The International Space Station has returned to full strength with the arrival of four new astronauts, who will replace colleagues who left early due to health concerns. SpaceX delivered American, French and Russian astronauts on Saturday (Feb. 14, 2026), a day after launching from Cape Canaveral.
Last month’s medical evacuation was NASA’s first in 65 years of human spaceflight. One of four astronauts launched by SpaceX last summer suffered what officials described as a serious health problem, prompting a hasty return. This left only three crew members to keep the space running โ one American and two Russians โ prompting NASA to halt the spacewalk and curtail research.

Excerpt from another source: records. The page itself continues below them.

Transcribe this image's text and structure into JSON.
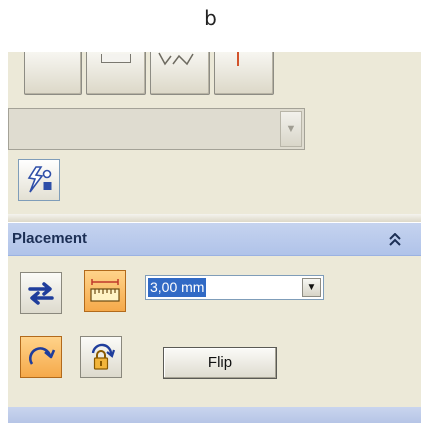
{
  "caption": "b",
  "placement": {
    "title": "Placement",
    "collapse_glyph": "«",
    "offset_value": "3,00 mm",
    "flip_label": "Flip"
  },
  "icons": {
    "action": "lightning-shape-icon",
    "swap": "swap-arrows-icon",
    "measure": "ruler-icon",
    "rotate": "rotate-arrow-icon",
    "lock_rotate": "lock-rotate-icon"
  },
  "colors": {
    "panel_bg": "#ece9d8",
    "header_bg": "#b0c3e9",
    "active_btn": "#f5a94a",
    "selection": "#316ac5"
  }
}
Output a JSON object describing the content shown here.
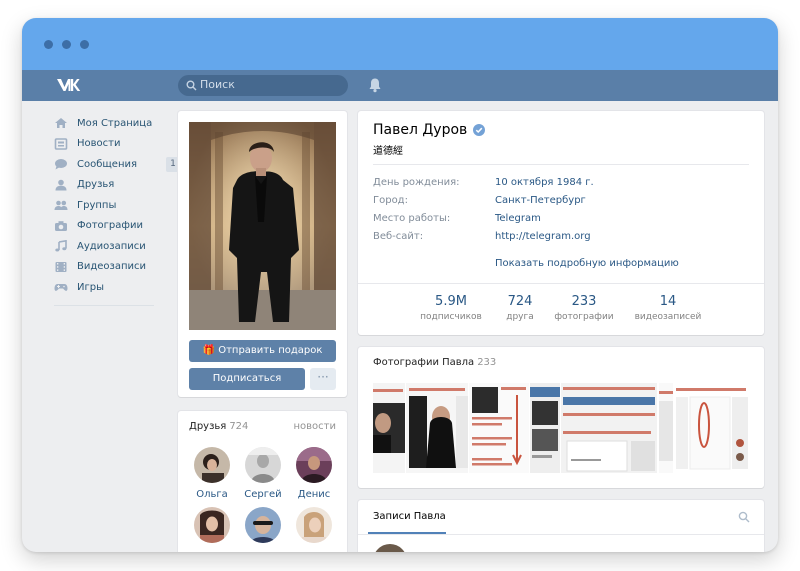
{
  "header": {
    "logo": "vk-logo-icon",
    "search_placeholder": "Поиск"
  },
  "sidebar": {
    "items": [
      {
        "label": "Моя Страница",
        "icon": "home-icon"
      },
      {
        "label": "Новости",
        "icon": "news-icon"
      },
      {
        "label": "Сообщения",
        "icon": "messages-icon",
        "badge": "1"
      },
      {
        "label": "Друзья",
        "icon": "user-icon"
      },
      {
        "label": "Группы",
        "icon": "groups-icon"
      },
      {
        "label": "Фотографии",
        "icon": "camera-icon"
      },
      {
        "label": "Аудиозаписи",
        "icon": "music-icon"
      },
      {
        "label": "Видеозаписи",
        "icon": "video-icon"
      },
      {
        "label": "Игры",
        "icon": "gamepad-icon"
      }
    ]
  },
  "profile": {
    "gift_button": "Отправить подарок",
    "subscribe_button": "Подписаться",
    "more_button": "···",
    "name": "Павел Дуров",
    "status": "道德經",
    "info": [
      {
        "label": "День рождения:",
        "value": "10 октября 1984 г."
      },
      {
        "label": "Город:",
        "value": "Санкт-Петербург"
      },
      {
        "label": "Место работы:",
        "value": "Telegram"
      },
      {
        "label": "Веб-сайт:",
        "value": "http://telegram.org"
      }
    ],
    "show_more": "Показать подробную информацию",
    "stats": [
      {
        "value": "5.9M",
        "label": "подписчиков"
      },
      {
        "value": "724",
        "label": "друга"
      },
      {
        "value": "233",
        "label": "фотографии"
      },
      {
        "value": "14",
        "label": "видеозаписей"
      }
    ]
  },
  "friends": {
    "title": "Друзья",
    "count": "724",
    "news_link": "новости",
    "items": [
      {
        "name": "Ольга"
      },
      {
        "name": "Сергей"
      },
      {
        "name": "Денис"
      },
      {
        "name": ""
      },
      {
        "name": ""
      },
      {
        "name": ""
      }
    ]
  },
  "photos": {
    "title": "Фотографии Павла",
    "count": "233"
  },
  "posts": {
    "tab": "Записи Павла"
  },
  "colors": {
    "titlebar": "#64a7ec",
    "header": "#5a7fa8",
    "accent_button": "#5e81a8",
    "link": "#2a5885"
  }
}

NASA’s Jessica Meir and Jack Hathaway, France’s Sophie Adenot and Russia’s Andrei Fadeyev are moving in for eight to nine months. Ms Mir, a marine biologist, and Mr Fadeyev, a former military pilot, have lived there before. During her first visit to the station in 2019, Ms.
Meir participated in the first all-female spacewalk. Ms Adenot, a military helicopter pilot, is only the second French woman to fly in space.

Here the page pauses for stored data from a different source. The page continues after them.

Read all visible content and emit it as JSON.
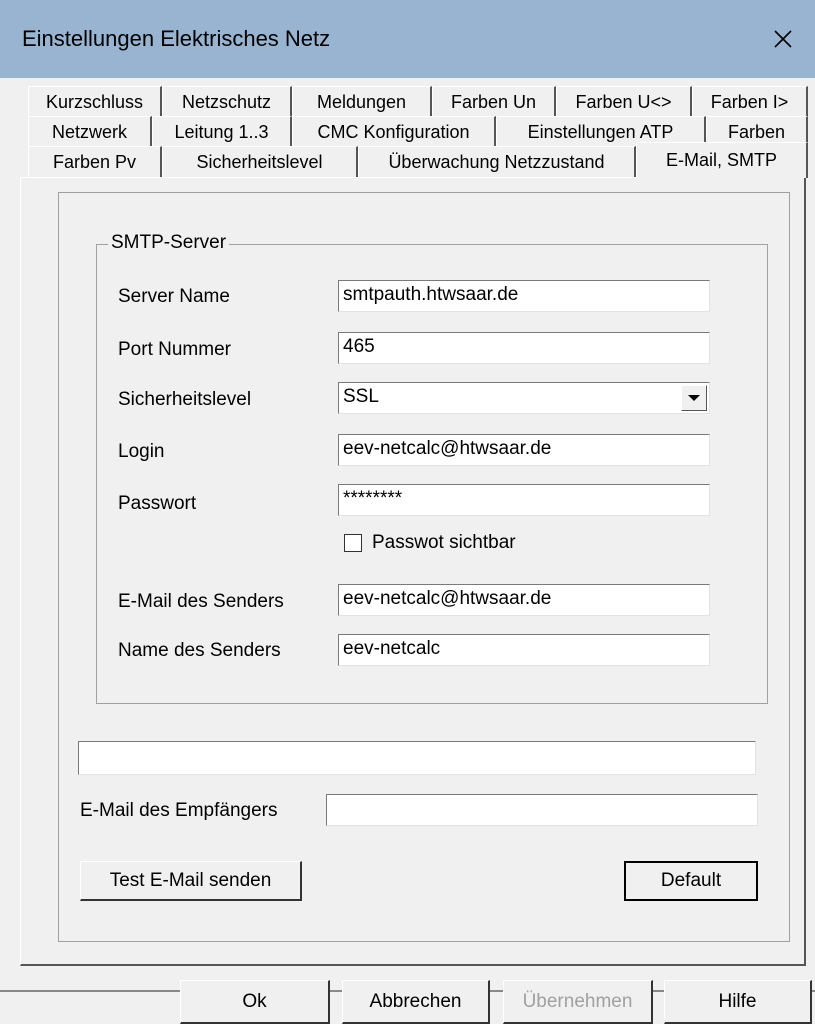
{
  "window": {
    "title": "Einstellungen Elektrisches Netz",
    "close_icon": "×"
  },
  "tabs": {
    "row1": [
      "Kurzschluss",
      "Netzschutz",
      "Meldungen",
      "Farben Un",
      "Farben U<>",
      "Farben I>"
    ],
    "row2": [
      "Netzwerk",
      "Leitung 1..3",
      "CMC Konfiguration",
      "Einstellungen ATP",
      "Farben"
    ],
    "row3": [
      "Farben Pv",
      "Sicherheitslevel",
      "Überwachung Netzzustand",
      "E-Mail, SMTP"
    ],
    "active": "E-Mail, SMTP"
  },
  "smtp": {
    "group_title": "SMTP-Server",
    "server_name_label": "Server Name",
    "server_name_value": "smtpauth.htwsaar.de",
    "port_label": "Port Nummer",
    "port_value": "465",
    "security_label": "Sicherheitslevel",
    "security_value": "SSL",
    "login_label": "Login",
    "login_value": "eev-netcalc@htwsaar.de",
    "password_label": "Passwort",
    "password_value": "********",
    "show_password_label": "Passwot sichtbar",
    "show_password_checked": false,
    "sender_email_label": "E-Mail des Senders",
    "sender_email_value": "eev-netcalc@htwsaar.de",
    "sender_name_label": "Name des Senders",
    "sender_name_value": "eev-netcalc"
  },
  "status_value": "",
  "recipient": {
    "label": "E-Mail des Empfängers",
    "value": ""
  },
  "panel_buttons": {
    "test_email": "Test E-Mail senden",
    "default": "Default"
  },
  "footer_buttons": {
    "ok": "Ok",
    "cancel": "Abbrechen",
    "apply": "Übernehmen",
    "help": "Hilfe"
  }
}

Hathaway is a Captain in the US Navy. NASA has refused to reveal the identity of the astronaut who fell ill in orbit on Jan. 7 or what happened, citing medical confidentiality.
The ill astronaut and three others returned to Earth more than a month earlier than planned. He spent his first night on Earth in the hospital before returning to Houston. The space agency said it had not made any changes to its pre-flight medical screening for his replacement.